Small Businesses In Malawi

What Is Considered A Small Business?

Post was last updated: January 20, 2024

Small Businesses In MalawiHello, on this page you will learn what is a Small Business and what are the requirements for a company to become a Small Business in Malawi.

A small business is typically defined as an independently owned and operated company with a limited number of employees and relatively low annual revenue. In Malawi, small businesses can be found in various sectors, including agriculture, retail, hospitality, services, and manufacturing.

To be considered a small business in Malawi, a company must meet certain requirements:

  • Ownership: The company should be independently owned and controlled, rather than being a subsidiary or branch of a larger corporation.
  • Number of employees: A small business in Malawi usually has a limited workforce, often employing fewer than 50 people.
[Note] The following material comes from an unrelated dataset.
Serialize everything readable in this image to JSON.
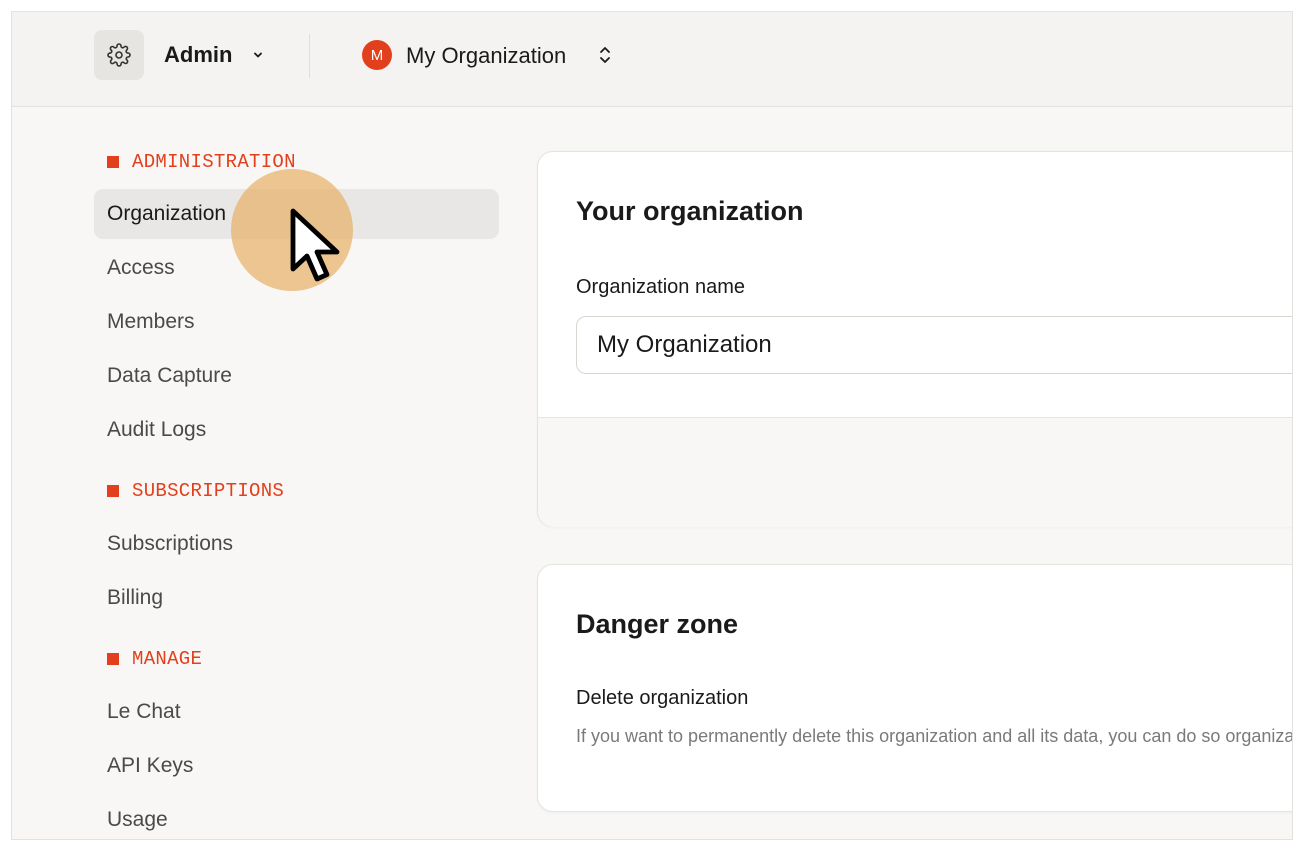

The exact threshold may vary depending on the industry and the definition used by specific government or financial institutions.
  • Annual revenue: Small businesses in Malawi generally have lower annual revenues compared to larger companies. The specific revenue threshold for classification as a small business may differ depending on the sector and the definition adopted by government agencies or financial institutions.
  • Size of operation: Small businesses in Malawi often have a local or regional focus, serving the immediate community or surrounding areas, rather than operating on a national or international scale.
  • Limited market share: A small business typically holds a smaller share of the market compared to larger competitors within the same industry.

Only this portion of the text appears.